Dissatisfaction among Liberals and a dire economic situation led to unrest in 1835. Mendizábal, appointed prime minister, implemented economic reforms, notably the confiscation of church property to fund the war. In 1836, the Sergeants of La Granja mutiny forced the reinstatement of the 1812 constitution, but progressives opted for a new one.

Constitution of 1837:

This constitution solidified the liberal system and marked the end of the Old Regime. It incorporated the principle of national sovereignty but was more moderate than expected due to the influence of the Royal Expedition.
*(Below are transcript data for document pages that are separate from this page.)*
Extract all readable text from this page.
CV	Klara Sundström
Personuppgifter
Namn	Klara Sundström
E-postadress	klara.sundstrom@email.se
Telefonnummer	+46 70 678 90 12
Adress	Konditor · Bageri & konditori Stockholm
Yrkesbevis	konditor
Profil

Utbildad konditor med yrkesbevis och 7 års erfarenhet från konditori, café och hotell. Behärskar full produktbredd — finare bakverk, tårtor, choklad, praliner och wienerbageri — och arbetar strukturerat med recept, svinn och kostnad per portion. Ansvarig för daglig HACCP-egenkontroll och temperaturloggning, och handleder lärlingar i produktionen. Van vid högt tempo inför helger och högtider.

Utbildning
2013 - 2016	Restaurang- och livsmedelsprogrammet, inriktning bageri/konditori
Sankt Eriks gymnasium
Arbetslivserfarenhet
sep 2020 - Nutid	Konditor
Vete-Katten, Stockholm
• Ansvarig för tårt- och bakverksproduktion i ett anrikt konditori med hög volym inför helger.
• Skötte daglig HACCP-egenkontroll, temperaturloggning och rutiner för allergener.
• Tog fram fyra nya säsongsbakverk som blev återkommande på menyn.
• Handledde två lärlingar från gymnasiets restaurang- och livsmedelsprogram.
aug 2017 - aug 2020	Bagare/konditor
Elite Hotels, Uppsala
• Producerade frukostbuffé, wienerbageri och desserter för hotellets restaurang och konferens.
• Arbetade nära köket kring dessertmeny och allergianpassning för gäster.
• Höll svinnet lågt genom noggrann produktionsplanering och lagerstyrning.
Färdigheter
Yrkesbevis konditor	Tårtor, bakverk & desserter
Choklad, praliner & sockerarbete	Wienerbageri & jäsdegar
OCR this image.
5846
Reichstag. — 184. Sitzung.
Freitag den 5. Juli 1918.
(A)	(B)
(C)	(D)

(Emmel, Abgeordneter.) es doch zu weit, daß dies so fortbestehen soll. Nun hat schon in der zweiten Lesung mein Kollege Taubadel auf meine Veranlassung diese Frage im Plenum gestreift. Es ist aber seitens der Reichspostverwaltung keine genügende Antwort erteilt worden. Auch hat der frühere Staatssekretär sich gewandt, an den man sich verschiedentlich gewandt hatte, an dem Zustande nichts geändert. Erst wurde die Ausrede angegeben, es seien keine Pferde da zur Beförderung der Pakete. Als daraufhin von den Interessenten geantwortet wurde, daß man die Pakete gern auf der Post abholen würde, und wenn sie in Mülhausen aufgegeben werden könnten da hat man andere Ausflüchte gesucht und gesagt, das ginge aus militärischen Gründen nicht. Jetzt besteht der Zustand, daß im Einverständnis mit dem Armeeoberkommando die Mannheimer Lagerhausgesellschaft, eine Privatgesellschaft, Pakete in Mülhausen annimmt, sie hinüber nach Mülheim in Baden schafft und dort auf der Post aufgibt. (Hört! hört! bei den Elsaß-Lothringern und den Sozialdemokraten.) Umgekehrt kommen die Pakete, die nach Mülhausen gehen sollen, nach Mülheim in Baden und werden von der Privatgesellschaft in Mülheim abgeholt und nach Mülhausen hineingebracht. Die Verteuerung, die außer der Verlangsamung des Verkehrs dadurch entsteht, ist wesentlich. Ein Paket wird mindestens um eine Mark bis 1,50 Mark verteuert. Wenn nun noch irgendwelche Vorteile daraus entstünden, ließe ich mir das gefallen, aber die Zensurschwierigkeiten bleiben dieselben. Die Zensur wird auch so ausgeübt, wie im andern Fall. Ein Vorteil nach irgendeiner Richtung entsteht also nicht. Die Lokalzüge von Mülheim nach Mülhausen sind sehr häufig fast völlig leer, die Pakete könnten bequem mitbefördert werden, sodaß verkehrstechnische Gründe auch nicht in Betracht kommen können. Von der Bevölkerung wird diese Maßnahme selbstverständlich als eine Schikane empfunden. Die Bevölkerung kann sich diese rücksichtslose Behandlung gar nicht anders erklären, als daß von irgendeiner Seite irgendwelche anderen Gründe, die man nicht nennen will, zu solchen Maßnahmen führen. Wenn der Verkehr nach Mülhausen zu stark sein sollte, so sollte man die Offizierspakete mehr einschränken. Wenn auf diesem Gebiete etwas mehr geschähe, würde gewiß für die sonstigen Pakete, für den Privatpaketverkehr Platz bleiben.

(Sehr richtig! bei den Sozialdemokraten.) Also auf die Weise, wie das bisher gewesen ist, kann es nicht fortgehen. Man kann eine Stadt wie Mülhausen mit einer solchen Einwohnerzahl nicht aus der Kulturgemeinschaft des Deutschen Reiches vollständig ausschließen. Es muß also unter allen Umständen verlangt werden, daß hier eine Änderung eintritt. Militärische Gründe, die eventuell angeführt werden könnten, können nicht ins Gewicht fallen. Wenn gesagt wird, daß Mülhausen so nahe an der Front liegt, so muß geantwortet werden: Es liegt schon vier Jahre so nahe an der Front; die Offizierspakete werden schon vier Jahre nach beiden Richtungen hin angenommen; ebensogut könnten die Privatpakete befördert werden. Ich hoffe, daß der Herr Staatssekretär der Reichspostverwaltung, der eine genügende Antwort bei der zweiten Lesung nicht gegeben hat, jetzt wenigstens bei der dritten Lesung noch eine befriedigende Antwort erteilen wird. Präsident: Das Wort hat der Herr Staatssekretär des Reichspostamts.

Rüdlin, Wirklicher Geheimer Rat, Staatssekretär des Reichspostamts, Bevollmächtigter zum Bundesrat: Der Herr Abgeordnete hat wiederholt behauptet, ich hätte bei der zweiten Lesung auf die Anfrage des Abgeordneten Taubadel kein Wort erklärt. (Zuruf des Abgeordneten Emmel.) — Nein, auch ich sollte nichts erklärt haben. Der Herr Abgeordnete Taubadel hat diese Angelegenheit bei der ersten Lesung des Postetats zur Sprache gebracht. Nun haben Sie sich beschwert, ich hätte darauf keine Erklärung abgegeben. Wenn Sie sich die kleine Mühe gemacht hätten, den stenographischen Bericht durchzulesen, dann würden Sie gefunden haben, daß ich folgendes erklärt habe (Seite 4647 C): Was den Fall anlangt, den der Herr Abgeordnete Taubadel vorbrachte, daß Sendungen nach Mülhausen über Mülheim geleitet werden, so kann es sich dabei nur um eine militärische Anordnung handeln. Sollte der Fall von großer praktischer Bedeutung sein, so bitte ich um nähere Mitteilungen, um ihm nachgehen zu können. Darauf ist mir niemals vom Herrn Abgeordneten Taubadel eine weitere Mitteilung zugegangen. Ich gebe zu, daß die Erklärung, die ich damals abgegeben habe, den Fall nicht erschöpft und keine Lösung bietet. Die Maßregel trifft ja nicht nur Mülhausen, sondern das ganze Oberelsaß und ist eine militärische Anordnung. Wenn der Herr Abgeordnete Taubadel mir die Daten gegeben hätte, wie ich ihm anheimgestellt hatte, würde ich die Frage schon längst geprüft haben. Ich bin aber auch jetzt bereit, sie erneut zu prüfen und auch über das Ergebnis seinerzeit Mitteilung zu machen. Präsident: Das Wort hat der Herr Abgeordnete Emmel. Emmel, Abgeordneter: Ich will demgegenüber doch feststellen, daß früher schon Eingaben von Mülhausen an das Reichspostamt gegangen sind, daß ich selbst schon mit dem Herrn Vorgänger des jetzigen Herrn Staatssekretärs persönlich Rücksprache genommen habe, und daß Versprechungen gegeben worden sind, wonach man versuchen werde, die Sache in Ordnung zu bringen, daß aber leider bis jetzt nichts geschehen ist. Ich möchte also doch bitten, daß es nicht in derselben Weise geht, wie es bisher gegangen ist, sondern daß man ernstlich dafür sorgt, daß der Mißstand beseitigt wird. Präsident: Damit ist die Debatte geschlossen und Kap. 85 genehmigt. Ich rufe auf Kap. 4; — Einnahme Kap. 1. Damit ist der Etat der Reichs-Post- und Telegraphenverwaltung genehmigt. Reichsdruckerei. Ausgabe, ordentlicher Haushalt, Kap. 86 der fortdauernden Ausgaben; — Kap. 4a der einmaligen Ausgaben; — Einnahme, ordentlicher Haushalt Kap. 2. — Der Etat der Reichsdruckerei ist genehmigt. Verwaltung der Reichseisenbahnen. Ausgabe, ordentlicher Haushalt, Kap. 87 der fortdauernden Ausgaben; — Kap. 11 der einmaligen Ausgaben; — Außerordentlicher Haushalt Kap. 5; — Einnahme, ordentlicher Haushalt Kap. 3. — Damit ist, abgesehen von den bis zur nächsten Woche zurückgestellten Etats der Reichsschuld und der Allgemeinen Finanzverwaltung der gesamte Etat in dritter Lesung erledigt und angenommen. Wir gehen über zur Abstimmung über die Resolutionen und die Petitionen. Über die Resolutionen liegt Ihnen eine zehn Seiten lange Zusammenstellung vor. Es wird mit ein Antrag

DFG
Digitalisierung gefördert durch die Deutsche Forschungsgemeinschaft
  • Representation: Bicameral Cortes with Congress and Senate (the latter chosen by the king from a list presented to voters).
  • Suffrage: Census-based.
  • Executive Power: Held by the king and ministers accountable to the Cortes.
  • Judiciary: Held by the state through judges, with a monopoly on applying laws.
  • King: Involved in legislation, convening, and dissolving the Cortes.
  • State Subdivisions: Centralized, with elected councils and town councils.
  • Armed Forces: National Militia maintained in provinces.
  • Church-State Relations: Freedom of religion, with state support for the Catholic Church.
  • Education: Centralized and free.

End of the Regency:

From 1839, after the First Carlist War, Maria Cristina attempted to limit constitutional reforms, reducing the power of municipalities and the National Militia. This was opposed by Espartero, who controlled city councils through the Ministry of the Interior. Civil and military uprisings led to Maria Cristina’s abdication and exile in 1840. Espartero served as regent from 1840 to 1843, governing with progressive support and focusing on economic reforms, including free trade laws that antagonized protectionists. He gradually lost support, facing military conspiracies, culminating in General Narváez’s coup in 1843. Espartero was exiled.